第12話 この部屋に女の子が住む夢

 不思議な夢を見た。

 この部屋にとびきり可愛い女の子が住んでいる夢。

 七虹さんに似ているけれど、七虹さんより少し幼い印象の女の子。


 俺は夜中、布団に入ったままなのに、外は昼間でその子は普通に生活している。


 なんでこの部屋だって言い切れるかっていうと、夢だからというのと同時に、窓から見える景色が角度もなにもかも一緒だったから。


 だけれど、一つ違うのは、このフローリングの部分が畳になっている。古いけれど、こまめに拭き掃除がされていて不潔な感じはしない。


 七虹さんに似た女の子は楽しげに台所で料理をする。

 スリッパを履いた足は素足だ。

 足首がきゅっと細い。

 ショートパンツから伸びた脚はすらりとしていて、カモシカのような脚とはこういう脚のことなのだろうと思わせるくらい綺麗だった。


 七虹さんだったら、きっとこういうショートパンツは履かないだろう。デニムのショートパンツにミントグリーンのパーカー。髪はポニーテールに結んでいて、金髪に近い茶色の髪だ。大きな瞳は茶色で、睫毛は七虹さんより多い。


 七虹さんとは全然違うタイプの服装なのに、なぜかとても七虹さんに似ていた。

 正直、俺は女の子の顔を覚えるのは得意ではない。

 仲良くなるまでは、『ギャルっぽい』とか『サブカル好きそう』とか『清楚系高嶺の花』とか、そんな勝手なラベルを貼って覚えるようにしている。


 まあ、工学部の女子なんてごくわずかだから、そんなにお近づきにならなくてもそのうち覚えるだろう。

 というか、たぶん数少ない女子のなかで勝手にカーストができて、それぞれ自分のキャラを選んでいくだろう。ギャルとかサブカル系とか清楚系とか。
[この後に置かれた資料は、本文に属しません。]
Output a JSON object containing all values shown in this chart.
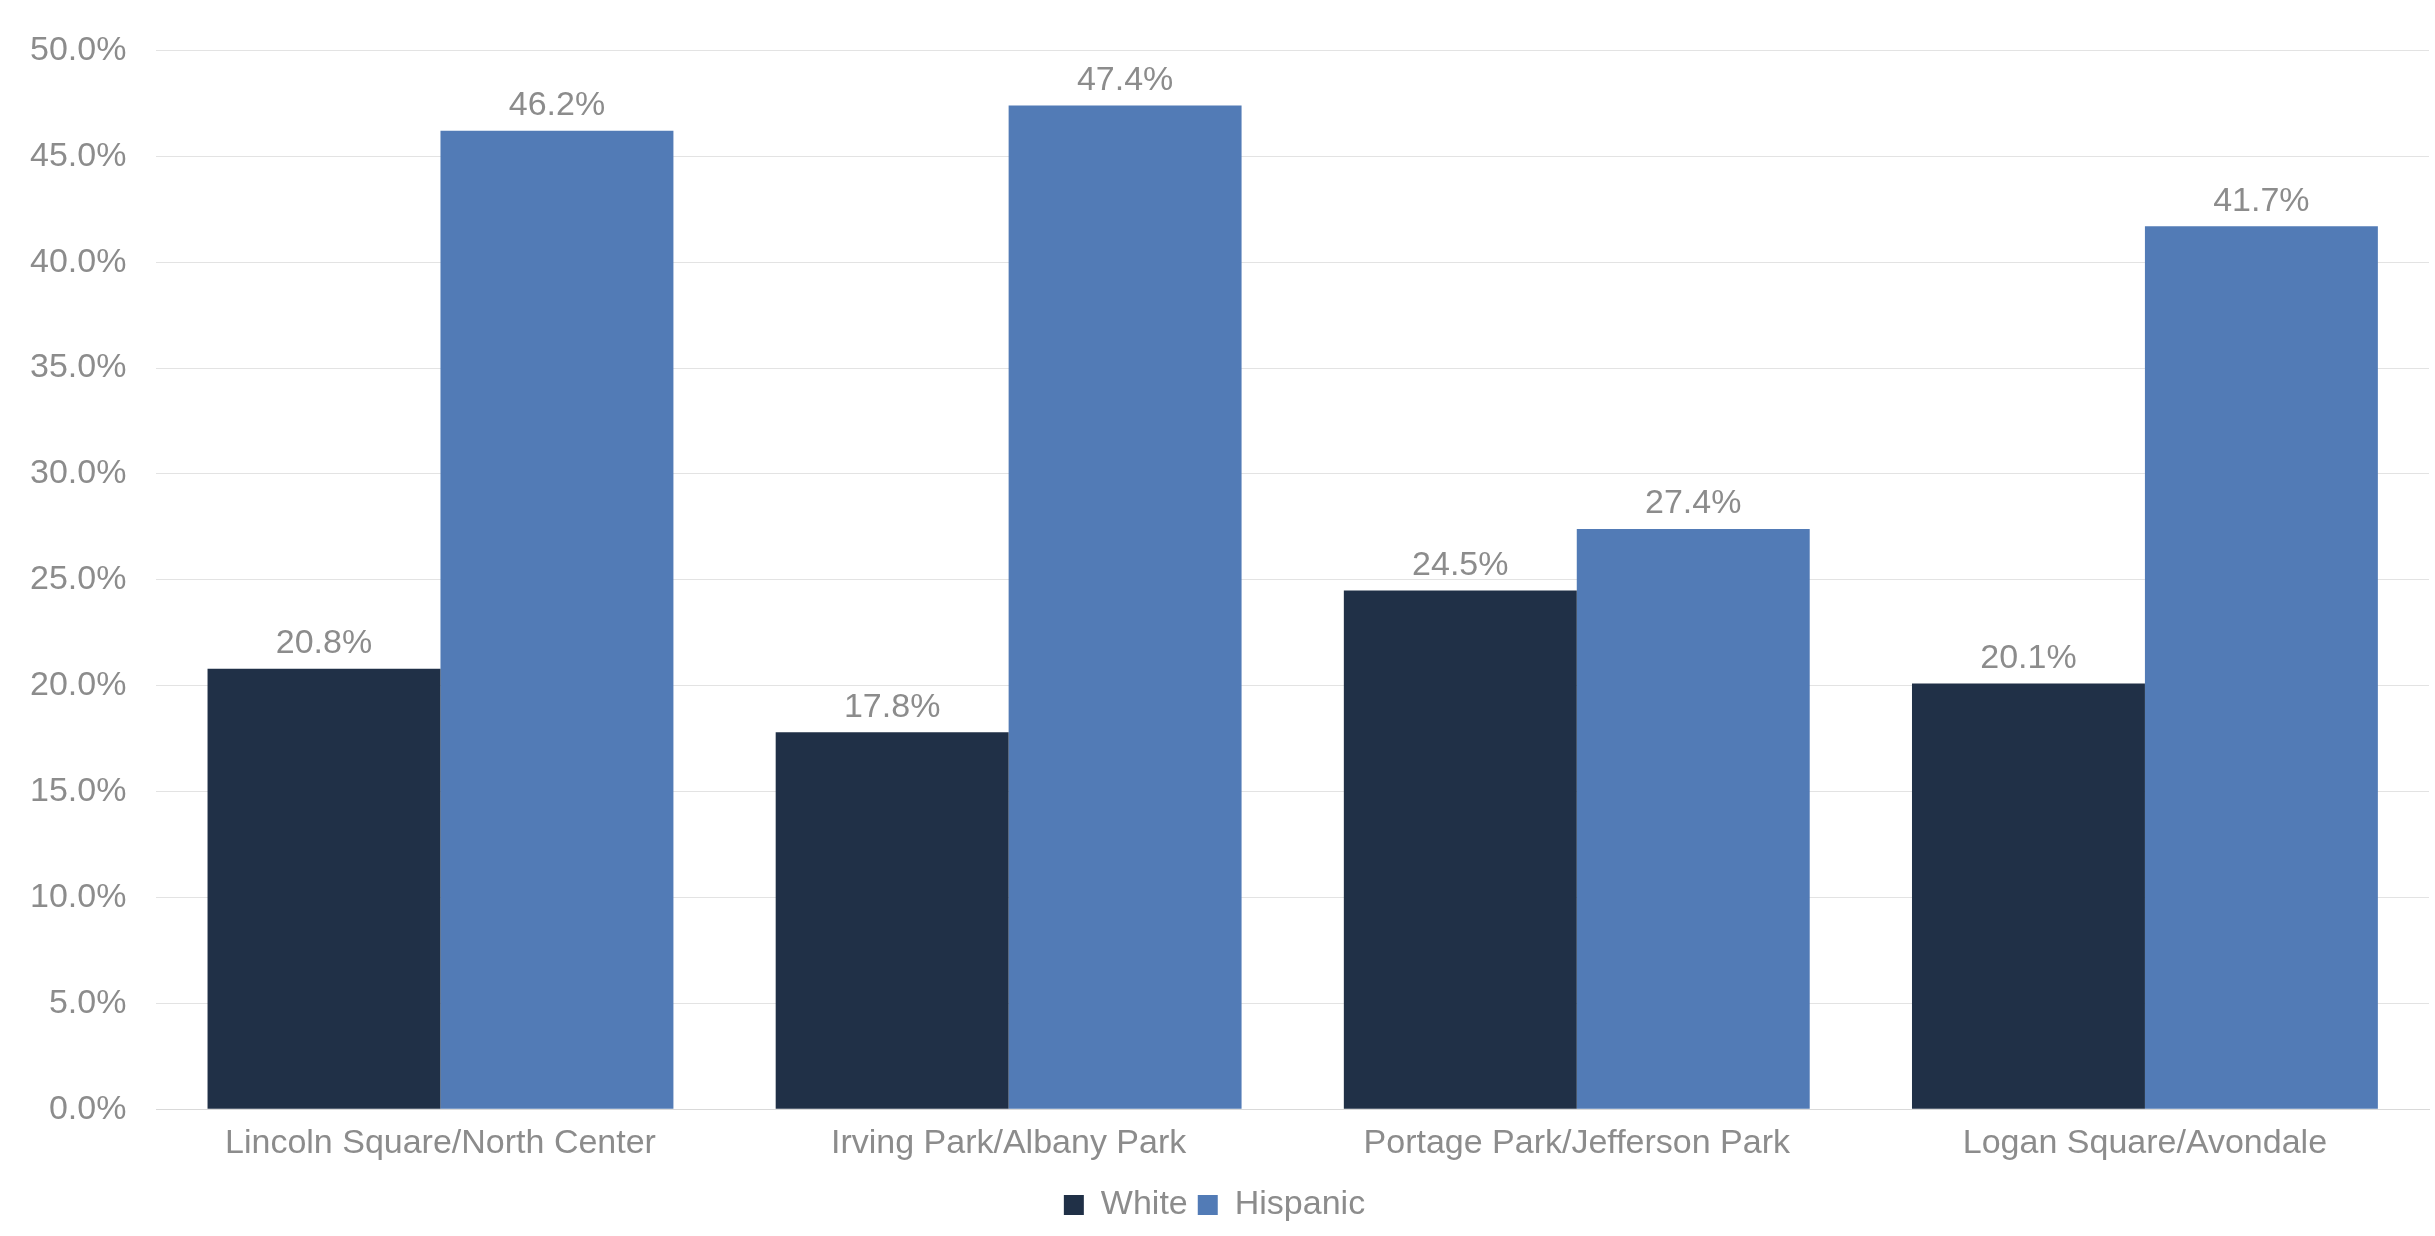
{
  "chart_data": {
    "type": "bar",
    "categories": [
      "Lincoln Square/North Center",
      "Irving Park/Albany Park",
      "Portage Park/Jefferson Park",
      "Logan Square/Avondale"
    ],
    "series": [
      {
        "name": "White",
        "color": "#203047",
        "values": [
          20.8,
          17.8,
          24.5,
          20.1
        ],
        "value_labels": [
          "20.8%",
          "17.8%",
          "24.5%",
          "20.1%"
        ]
      },
      {
        "name": "Hispanic",
        "color": "#527bb6",
        "values": [
          46.2,
          47.4,
          27.4,
          41.7
        ],
        "value_labels": [
          "46.2%",
          "47.4%",
          "27.4%",
          "41.7%"
        ]
      }
    ],
    "ylim": [
      0,
      50
    ],
    "yticks": [
      {
        "value": 0,
        "label": "0.0%"
      },
      {
        "value": 5,
        "label": "5.0%"
      },
      {
        "value": 10,
        "label": "10.0%"
      },
      {
        "value": 15,
        "label": "15.0%"
      },
      {
        "value": 20,
        "label": "20.0%"
      },
      {
        "value": 25,
        "label": "25.0%"
      },
      {
        "value": 30,
        "label": "30.0%"
      },
      {
        "value": 35,
        "label": "35.0%"
      },
      {
        "value": 40,
        "label": "40.0%"
      },
      {
        "value": 45,
        "label": "45.0%"
      },
      {
        "value": 50,
        "label": "50.0%"
      }
    ],
    "grid": "y",
    "legend": "bottom"
  }
}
 正直、他の学部の女の子とくらべたら、どの子もぱっとしないという印象だが、工学部の女子はキャンパスが変わると可愛く見えるようになると昔聞いた。学校の掲示板だっただろうか。


 でも、それは女の子自体が可愛くなると言うより、可愛い女の子がたくさんいる本キャンパスからでて、男ばかりの工学部キャンパスでまわりから女子だからという理由だけで特別扱いしてもらえることに原因があるらしい。


 実際は特に可愛くなったわけではなく、本人たちが可愛いと思い込んでいるという。

 だけれど、その自信をもとに可愛くなる女子もいるし。大抵の女子は彼氏が欲しいと思えば、工学部キャンパス内でなら選び放題だという。


 女子に生まれて工学部に入りたかった。


 きっと、俺が女子だったら、メイクもファッションも頑張るし、工学部にいるモテない男子全員にやさしくして、お姫様のように扱ってもらっただろう。

 薔薇色のキャンパスライフの本番は工学部キャンパスになる二年生からと思って今頃ウキウキしているころだろう。


 俺は絶対、工学部の女子にはひっかからないぞとあらためて心に決める。

 そして、目覚めたとき俺は七虹さんに似た女の子の夢のことをほとんど忘れていた。